Yang mengejutkan bukan hanya skema penipuannya, tapi juga siapa yang terseret dalam pusaran itu. PT Food Station Tjipinang Jaya sebuah Badan Usaha Milik Daerah (BUMD) milik Pemprov DKI Jakarta—ikut masuk dalam daftar entitas yang diperiksa oleh Satgas Pangan. Sebuah lembaga yang selama ini dianggap sebagai garda terdepan dalam menjaga kestabilan pasokan pangan warga ibu kota, kini harus berhadapan dengan keraguan publik soal integritas dan akuntabilitasnya.
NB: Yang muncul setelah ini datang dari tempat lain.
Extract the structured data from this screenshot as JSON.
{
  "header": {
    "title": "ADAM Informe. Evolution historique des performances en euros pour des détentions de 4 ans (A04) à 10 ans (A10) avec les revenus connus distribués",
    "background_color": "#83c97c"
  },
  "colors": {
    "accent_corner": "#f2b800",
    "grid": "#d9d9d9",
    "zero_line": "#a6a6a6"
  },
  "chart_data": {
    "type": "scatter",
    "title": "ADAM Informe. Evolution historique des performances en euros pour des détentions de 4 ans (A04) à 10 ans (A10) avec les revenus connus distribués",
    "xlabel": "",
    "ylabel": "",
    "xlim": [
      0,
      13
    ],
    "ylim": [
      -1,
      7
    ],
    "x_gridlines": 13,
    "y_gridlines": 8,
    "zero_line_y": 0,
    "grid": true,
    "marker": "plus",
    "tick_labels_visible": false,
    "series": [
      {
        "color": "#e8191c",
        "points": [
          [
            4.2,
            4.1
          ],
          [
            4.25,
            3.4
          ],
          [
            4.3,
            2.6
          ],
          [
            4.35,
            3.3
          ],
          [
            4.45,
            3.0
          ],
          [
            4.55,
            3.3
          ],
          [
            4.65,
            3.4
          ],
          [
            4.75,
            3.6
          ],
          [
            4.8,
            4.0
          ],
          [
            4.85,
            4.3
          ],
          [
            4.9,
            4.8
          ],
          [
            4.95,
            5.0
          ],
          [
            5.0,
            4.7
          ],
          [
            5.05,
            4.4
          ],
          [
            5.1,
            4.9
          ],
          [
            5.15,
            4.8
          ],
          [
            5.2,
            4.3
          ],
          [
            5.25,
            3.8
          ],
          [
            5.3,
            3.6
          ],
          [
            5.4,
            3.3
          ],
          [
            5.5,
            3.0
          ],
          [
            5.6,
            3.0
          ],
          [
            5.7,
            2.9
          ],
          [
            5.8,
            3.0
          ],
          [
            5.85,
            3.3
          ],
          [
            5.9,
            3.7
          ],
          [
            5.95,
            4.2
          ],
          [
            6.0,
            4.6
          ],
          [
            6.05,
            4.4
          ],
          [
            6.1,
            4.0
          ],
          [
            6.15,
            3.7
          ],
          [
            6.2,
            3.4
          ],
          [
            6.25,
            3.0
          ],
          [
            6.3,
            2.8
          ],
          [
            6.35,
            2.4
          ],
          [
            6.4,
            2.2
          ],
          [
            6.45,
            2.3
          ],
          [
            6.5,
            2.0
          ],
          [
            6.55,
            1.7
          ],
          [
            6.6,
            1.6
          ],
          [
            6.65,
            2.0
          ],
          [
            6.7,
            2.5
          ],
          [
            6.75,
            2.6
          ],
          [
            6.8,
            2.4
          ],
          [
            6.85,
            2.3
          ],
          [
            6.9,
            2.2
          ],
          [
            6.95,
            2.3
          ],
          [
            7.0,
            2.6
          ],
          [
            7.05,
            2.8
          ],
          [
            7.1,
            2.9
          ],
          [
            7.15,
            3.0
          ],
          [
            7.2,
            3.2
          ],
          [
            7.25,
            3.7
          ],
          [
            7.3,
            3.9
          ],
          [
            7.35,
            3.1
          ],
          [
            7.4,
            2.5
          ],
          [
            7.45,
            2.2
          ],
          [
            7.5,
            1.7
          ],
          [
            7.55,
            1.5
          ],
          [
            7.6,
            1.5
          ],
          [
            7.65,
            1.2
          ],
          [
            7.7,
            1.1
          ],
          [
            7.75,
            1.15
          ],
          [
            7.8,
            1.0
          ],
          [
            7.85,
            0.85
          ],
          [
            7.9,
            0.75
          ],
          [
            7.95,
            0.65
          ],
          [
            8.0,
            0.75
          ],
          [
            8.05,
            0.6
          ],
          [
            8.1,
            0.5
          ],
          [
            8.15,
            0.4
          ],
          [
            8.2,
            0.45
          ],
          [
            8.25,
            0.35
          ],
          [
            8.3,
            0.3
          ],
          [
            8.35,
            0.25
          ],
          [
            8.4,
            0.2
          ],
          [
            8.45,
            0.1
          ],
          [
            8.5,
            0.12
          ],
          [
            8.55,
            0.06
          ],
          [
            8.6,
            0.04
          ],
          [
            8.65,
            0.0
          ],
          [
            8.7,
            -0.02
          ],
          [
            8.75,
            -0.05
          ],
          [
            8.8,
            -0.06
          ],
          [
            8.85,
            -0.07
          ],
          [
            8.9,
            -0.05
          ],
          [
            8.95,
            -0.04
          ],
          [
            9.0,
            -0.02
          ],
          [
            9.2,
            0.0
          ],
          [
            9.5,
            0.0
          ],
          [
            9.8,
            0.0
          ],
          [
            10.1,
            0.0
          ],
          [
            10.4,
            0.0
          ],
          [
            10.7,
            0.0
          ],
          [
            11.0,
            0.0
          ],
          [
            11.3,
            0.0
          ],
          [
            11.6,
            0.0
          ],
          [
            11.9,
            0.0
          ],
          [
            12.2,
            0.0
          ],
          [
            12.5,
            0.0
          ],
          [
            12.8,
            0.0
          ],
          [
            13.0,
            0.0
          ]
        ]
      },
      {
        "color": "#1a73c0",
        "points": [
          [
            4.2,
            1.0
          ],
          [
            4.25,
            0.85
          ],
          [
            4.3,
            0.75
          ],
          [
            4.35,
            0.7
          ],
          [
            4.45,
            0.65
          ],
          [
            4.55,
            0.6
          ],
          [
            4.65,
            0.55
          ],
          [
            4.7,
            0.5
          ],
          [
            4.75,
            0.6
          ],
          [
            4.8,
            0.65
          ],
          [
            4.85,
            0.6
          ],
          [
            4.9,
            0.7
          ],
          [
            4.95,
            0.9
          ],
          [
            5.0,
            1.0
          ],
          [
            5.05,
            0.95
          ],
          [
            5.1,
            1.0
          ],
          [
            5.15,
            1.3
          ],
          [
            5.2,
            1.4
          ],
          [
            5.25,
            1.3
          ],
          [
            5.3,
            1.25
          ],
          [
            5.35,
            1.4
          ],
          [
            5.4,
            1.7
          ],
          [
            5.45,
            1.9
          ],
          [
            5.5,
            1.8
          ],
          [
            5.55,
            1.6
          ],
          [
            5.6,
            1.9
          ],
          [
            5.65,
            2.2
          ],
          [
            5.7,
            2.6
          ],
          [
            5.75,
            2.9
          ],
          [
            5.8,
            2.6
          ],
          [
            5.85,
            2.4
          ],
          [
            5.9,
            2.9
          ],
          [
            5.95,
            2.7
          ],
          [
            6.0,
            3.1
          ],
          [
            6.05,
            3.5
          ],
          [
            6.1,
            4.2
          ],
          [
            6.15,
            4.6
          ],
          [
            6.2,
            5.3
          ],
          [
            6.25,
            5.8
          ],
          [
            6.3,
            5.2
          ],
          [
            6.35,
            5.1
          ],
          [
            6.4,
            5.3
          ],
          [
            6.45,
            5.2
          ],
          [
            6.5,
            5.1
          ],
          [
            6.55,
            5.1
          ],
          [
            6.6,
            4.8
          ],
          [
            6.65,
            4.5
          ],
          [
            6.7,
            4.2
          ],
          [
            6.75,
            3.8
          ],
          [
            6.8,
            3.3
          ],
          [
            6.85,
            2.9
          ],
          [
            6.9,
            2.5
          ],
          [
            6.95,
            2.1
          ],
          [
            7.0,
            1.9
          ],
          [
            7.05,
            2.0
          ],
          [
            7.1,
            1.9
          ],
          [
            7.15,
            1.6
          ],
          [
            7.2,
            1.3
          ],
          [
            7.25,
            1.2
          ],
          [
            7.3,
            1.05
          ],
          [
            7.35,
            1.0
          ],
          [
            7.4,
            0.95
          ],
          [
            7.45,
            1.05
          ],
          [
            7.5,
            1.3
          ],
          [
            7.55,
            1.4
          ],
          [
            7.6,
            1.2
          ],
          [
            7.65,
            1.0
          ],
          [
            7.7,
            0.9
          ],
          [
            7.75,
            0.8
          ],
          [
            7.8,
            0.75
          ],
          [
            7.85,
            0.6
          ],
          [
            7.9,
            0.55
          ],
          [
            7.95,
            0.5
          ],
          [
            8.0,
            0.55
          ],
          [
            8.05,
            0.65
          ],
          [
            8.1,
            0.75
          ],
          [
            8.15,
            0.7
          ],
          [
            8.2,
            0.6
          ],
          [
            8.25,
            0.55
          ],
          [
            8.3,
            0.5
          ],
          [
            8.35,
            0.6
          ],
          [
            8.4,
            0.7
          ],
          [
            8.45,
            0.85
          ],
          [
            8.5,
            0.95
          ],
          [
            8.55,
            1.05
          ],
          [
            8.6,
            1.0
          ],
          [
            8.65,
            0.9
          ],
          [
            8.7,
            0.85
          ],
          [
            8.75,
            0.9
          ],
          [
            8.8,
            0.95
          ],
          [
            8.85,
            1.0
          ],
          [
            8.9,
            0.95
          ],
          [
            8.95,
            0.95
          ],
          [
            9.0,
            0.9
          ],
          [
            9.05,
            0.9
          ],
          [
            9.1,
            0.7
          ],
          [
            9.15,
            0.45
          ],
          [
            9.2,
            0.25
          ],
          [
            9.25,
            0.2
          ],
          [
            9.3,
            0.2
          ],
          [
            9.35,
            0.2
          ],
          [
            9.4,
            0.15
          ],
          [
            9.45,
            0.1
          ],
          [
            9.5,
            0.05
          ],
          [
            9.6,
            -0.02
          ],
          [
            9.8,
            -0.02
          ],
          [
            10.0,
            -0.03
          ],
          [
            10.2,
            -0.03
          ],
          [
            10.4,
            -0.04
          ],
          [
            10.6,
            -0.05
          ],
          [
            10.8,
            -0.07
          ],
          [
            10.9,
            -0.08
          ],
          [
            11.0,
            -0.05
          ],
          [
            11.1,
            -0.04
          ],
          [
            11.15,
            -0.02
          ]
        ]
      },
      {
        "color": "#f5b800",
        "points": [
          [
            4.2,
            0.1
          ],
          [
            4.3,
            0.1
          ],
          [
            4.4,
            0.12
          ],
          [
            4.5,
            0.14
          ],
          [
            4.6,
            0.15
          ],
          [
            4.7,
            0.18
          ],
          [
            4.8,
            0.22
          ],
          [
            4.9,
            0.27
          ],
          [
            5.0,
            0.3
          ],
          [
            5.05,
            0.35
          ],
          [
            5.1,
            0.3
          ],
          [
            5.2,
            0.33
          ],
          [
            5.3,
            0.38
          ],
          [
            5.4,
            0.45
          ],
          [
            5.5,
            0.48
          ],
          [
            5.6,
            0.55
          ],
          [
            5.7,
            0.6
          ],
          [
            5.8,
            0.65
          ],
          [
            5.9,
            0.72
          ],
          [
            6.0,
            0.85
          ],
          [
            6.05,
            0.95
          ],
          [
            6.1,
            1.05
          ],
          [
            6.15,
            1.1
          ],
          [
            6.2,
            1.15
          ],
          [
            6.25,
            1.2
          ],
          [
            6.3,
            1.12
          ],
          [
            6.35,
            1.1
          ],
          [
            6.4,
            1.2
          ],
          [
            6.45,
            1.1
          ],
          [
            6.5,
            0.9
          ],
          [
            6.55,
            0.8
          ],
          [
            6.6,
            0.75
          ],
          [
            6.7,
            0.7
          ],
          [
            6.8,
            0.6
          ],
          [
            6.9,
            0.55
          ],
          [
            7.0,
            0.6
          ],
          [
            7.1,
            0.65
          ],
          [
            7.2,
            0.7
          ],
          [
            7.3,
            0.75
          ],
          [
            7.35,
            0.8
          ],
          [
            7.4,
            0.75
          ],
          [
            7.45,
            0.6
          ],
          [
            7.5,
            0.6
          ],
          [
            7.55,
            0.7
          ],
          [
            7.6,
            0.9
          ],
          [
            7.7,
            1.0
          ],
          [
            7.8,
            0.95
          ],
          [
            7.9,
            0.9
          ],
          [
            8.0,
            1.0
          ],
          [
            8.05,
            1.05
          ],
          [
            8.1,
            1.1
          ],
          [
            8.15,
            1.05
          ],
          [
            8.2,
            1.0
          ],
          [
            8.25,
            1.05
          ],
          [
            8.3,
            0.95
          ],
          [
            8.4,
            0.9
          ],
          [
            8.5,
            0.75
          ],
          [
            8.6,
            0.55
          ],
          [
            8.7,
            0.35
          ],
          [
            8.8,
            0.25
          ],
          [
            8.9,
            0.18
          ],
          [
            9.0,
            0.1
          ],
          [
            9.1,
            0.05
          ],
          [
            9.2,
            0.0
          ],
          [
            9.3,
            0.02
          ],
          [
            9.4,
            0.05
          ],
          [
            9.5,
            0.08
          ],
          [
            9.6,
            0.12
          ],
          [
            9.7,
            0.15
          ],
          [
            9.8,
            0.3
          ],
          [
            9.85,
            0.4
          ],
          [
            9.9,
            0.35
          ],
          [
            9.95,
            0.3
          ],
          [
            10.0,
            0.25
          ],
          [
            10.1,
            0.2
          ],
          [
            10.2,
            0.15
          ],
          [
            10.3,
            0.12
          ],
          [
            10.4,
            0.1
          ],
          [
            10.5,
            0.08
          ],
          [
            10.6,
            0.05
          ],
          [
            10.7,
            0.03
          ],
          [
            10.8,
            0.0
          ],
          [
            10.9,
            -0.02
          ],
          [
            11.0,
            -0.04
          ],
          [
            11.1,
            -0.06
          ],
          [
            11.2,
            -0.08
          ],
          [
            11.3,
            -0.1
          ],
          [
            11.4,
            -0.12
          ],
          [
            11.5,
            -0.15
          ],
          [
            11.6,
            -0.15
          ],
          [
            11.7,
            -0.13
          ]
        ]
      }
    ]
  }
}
LAKPAN tidak akan gegabah menghakimi. Tapi fakta-fakta yang telah disampaikan ke publik tidak boleh disikapi dengan diam, atau dibungkus dengan klarifikasi yang tidak menjawab substansi. Rakyat butuh transparansi, bukan pernyataan pers yang dikurasi. Food Station, sebagai lembaga publik yang dibiayai dari uang rakyat, wajib membuka seluruh proses perberasan mereka: dari mana beras diserap, siapa mitra penggilingan dan pengemasnya, bagaimana kontrol mutunya dilakukan, dan ke mana saja distribusi berasnya disalurkan.
Ini adalah soal kepercayaan. Dan dalam hal pangan, kepercayaan bukan sesuatu yang bisa dibangun dari konferensi pers—tetapi dari data, bukti, dan keberanian untuk diperiksa secara terbuka.
Jika betul Food Station tidak terlibat langsung, maka audit menyeluruh adalah langkah bijak yang justru akan membersihkan nama baik mereka. Tetapi jika memang ditemukan kelalaian sistemik atau keterlibatan mitra yang tak layak dipercaya, maka tidak ada pilihan lain selain mengambil tindakan tegas—termasuk jika perlu, mengganti seluruh jajaran pimpinan sebagai bentuk sikap ksatria dan tanggung jawab publik.
Kita tidak sedang bicara soal korporasi. Kita sedang bicara tentang institusi negara yang mengelola salah satu kebutuhan dasar rakyat: pangan. Jika beras pun bisa dimanipulasi oleh sindikat, lalu apa lagi yang tersisa untuk rakyat yang tidak punya kuasa? Apakah kita akan terus membiarkan meja makan rakyat dijadikan arena tipu daya?
Keadilan pangan tidak akan pernah hadir selama aktor-aktor yang seharusnya menjaga, justru terjebak dalam jejaring kepentingan. LAKPAN menyerukan agar audit dilakukan tanpa kompromi, investigasi dituntaskan tanpa intervensi, dan sistem pangan dibersihkan dari aktor-aktor yang bermain dalam senyap. Karena jika rakyat harus beli beras oplosan dengan harga premium, maka negara telah gagal memenuhi tanggung jawab dasarnya.
Dan bila itu yang terjadi, maka kita tidak sedang hidup dalam surplus, tapi dalam krisis moral.